- Film poster
- Directed by: Bruce Ramsay
- Written by: Bruce Ramsay
- Based on: Hamlet by William Shakespeare
- Produced by: Bruce Ramsay; Jacquie Gould; John Cassini;
- Starring: Bruce Ramsay; Lara Gilchrist; Peter Wingfield; Gillian Barber; Duncan Fraser;
- Cinematography: Michael C. Blundell
- Edited by: Lisa Robison; Franco Pante;
- Music by: Schaun Tozer
- Production company: Hamlet Productions
- Distributed by: Breaking Glass Pictures
- Release date: October 11, 2011 (VIFF);
- Running time: 89 minutes
- Country: Canada
- Language: English

= Hamlet (2011 film) =

Hamlet is a 2011 Canadian drama film written and directed by Bruce Ramsay in his directorial debut.

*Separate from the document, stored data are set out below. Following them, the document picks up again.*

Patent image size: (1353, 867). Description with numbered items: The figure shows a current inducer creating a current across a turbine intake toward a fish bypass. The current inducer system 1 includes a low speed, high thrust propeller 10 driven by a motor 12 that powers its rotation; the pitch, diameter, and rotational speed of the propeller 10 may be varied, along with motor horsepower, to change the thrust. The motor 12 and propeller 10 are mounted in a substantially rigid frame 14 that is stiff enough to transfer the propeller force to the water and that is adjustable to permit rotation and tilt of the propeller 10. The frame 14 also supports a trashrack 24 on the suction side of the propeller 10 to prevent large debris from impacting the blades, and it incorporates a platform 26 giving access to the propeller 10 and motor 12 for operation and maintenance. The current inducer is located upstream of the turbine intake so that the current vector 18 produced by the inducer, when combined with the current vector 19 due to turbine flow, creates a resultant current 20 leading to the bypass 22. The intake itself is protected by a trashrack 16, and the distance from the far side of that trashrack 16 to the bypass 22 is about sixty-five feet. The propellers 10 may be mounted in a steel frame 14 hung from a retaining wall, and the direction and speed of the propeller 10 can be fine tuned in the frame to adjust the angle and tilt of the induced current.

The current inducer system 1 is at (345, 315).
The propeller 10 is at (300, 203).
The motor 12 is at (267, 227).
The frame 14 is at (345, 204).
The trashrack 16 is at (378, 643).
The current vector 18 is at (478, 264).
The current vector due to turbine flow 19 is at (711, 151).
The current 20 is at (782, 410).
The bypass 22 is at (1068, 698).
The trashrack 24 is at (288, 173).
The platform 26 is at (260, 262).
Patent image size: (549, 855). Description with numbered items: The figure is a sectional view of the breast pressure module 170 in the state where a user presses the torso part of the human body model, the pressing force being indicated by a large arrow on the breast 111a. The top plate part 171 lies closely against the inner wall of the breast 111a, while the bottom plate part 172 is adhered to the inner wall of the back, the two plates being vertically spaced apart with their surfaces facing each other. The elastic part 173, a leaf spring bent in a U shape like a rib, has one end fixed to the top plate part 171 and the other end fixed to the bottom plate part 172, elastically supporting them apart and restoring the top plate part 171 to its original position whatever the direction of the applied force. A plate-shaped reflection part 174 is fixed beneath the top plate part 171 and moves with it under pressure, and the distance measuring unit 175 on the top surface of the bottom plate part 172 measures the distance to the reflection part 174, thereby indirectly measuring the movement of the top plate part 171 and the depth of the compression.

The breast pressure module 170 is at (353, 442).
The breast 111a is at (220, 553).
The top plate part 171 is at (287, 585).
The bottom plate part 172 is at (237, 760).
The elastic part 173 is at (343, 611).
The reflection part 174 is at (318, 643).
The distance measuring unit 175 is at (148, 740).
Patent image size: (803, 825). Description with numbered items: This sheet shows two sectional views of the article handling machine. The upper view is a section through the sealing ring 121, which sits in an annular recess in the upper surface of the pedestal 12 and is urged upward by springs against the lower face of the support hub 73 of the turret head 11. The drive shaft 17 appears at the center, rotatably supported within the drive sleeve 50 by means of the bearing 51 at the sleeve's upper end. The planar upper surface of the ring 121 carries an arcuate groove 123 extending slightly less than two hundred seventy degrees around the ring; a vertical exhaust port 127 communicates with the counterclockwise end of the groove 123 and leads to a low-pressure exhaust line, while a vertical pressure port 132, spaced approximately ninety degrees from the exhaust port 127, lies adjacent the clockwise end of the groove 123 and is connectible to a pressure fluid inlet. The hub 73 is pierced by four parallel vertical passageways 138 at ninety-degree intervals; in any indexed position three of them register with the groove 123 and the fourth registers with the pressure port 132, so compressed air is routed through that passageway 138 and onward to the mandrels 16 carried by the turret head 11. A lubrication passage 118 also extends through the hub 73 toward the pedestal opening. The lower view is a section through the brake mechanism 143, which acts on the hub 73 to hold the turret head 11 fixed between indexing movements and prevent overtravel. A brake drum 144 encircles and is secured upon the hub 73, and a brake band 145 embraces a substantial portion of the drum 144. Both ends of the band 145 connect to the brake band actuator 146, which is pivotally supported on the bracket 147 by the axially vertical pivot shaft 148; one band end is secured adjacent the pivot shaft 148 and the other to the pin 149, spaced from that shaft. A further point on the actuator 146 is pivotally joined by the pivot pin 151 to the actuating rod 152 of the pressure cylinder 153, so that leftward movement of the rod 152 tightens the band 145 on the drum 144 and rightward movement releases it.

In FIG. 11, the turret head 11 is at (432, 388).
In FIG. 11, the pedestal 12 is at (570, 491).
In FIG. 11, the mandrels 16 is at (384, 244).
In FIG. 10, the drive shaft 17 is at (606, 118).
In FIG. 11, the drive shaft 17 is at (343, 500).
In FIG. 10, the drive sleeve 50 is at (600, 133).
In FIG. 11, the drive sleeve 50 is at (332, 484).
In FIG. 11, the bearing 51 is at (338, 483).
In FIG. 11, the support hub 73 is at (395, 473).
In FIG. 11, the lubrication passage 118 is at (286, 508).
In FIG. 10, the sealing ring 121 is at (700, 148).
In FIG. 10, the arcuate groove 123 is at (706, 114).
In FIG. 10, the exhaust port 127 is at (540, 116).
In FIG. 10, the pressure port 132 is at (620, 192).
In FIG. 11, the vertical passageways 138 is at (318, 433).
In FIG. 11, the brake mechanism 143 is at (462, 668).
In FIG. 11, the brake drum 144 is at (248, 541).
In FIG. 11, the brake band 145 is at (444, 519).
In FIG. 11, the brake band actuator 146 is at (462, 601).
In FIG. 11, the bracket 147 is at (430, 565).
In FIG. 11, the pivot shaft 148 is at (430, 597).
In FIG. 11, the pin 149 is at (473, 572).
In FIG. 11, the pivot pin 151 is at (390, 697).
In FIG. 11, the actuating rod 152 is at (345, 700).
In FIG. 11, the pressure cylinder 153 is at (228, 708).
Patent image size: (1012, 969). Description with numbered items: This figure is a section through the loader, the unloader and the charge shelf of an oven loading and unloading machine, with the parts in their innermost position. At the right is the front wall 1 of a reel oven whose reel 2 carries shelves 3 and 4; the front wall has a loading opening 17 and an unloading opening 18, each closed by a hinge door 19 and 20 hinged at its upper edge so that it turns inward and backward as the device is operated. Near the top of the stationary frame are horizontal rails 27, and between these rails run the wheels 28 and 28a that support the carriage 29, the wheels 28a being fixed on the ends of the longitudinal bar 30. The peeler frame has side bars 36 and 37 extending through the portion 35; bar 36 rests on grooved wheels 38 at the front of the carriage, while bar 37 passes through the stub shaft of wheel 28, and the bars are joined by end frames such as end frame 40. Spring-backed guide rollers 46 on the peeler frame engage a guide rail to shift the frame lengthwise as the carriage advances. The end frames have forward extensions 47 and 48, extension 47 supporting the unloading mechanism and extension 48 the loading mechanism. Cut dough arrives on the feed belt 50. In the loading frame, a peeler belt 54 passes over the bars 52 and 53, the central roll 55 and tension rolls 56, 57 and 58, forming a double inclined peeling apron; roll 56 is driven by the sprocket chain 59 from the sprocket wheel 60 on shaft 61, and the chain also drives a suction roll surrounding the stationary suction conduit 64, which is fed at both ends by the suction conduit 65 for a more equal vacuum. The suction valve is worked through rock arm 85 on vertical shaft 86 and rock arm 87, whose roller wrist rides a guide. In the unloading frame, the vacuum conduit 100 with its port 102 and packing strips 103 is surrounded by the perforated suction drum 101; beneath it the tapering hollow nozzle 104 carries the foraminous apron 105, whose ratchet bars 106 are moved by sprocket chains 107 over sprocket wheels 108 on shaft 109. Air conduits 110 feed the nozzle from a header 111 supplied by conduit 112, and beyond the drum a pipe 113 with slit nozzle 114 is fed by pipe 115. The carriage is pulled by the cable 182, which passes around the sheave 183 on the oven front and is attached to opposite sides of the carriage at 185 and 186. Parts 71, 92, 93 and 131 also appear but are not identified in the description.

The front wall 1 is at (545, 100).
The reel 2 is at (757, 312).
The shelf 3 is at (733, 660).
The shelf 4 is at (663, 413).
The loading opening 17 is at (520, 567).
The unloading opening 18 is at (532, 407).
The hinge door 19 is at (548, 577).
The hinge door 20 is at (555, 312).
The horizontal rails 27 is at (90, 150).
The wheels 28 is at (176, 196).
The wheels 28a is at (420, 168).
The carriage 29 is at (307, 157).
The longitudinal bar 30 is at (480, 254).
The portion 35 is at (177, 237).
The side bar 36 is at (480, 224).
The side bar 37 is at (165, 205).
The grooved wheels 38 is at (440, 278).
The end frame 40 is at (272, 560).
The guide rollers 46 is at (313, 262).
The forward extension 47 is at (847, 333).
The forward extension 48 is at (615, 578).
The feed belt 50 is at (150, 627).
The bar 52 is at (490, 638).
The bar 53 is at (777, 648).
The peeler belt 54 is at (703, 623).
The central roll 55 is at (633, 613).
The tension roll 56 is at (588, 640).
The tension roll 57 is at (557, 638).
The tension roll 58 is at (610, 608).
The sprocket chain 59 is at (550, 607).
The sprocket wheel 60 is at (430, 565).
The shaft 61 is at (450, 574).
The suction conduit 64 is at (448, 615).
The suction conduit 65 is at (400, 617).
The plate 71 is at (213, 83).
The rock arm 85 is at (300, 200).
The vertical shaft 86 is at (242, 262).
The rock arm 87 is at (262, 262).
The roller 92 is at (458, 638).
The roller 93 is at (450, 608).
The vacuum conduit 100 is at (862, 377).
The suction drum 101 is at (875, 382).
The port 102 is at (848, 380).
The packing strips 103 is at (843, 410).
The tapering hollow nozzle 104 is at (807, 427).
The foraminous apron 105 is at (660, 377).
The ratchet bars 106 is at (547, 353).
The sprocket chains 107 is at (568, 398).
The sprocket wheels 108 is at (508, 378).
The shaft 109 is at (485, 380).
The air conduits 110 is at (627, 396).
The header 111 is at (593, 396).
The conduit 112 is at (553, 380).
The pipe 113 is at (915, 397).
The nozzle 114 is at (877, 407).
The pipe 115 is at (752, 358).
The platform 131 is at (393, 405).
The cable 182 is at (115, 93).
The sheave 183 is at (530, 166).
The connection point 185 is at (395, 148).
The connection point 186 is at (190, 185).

It is a condensed retelling of William Shakespeare's play Hamlet set in 1940s England. Ramsay stars alongside Lara Gilchrist, Peter Wingfield, Gillian Barber, and Duncan Fraser. It premiered at the Vancouver International Film Festival and was theatrically released in 2014.

== Plot ==
In 1940s London, Hamlet attempts to resolve the murder of his father.

==Cast==
- Bruce Ramsay as Prince Hamlet
- Lara Gilchrist as Ophelia
- Peter Wingfield as King Claudius
- Gillian Barber Gertude
- Duncan Fraser as Polonius
- Haig Sutherland as Laertes
- Stephen Lobo as Horatio
- Russel Roberts as King Hamlet

== Release ==
Hamlet premiered on October 11, 2011, at the Vancouver International Film Festival. It received a limited release in January 2014.

== Reception ==
Rotten Tomatoes, a review aggregator, reports that 0% of five surveyed critics gave the film a positive review; the average rating is 2/10. Joe Leydon of Variety wrote that the film "seldom rises above the level of a good try" but may intrigue fans and scholars with the decisions made in compressing the narrative to 90 minutes. Nicolas Rapold of The New York Times wrote, "While Mr. Ramsay accomplishes some kind of a trick in streamlining the play, his trimming of corners feels more like a taking away of the center." Annlee Ellingson of the Los Angeles Times negatively compared its creativity to Much Ado About Nothing and called it "a focused, if at times melodramatic, take on the play's beating heart".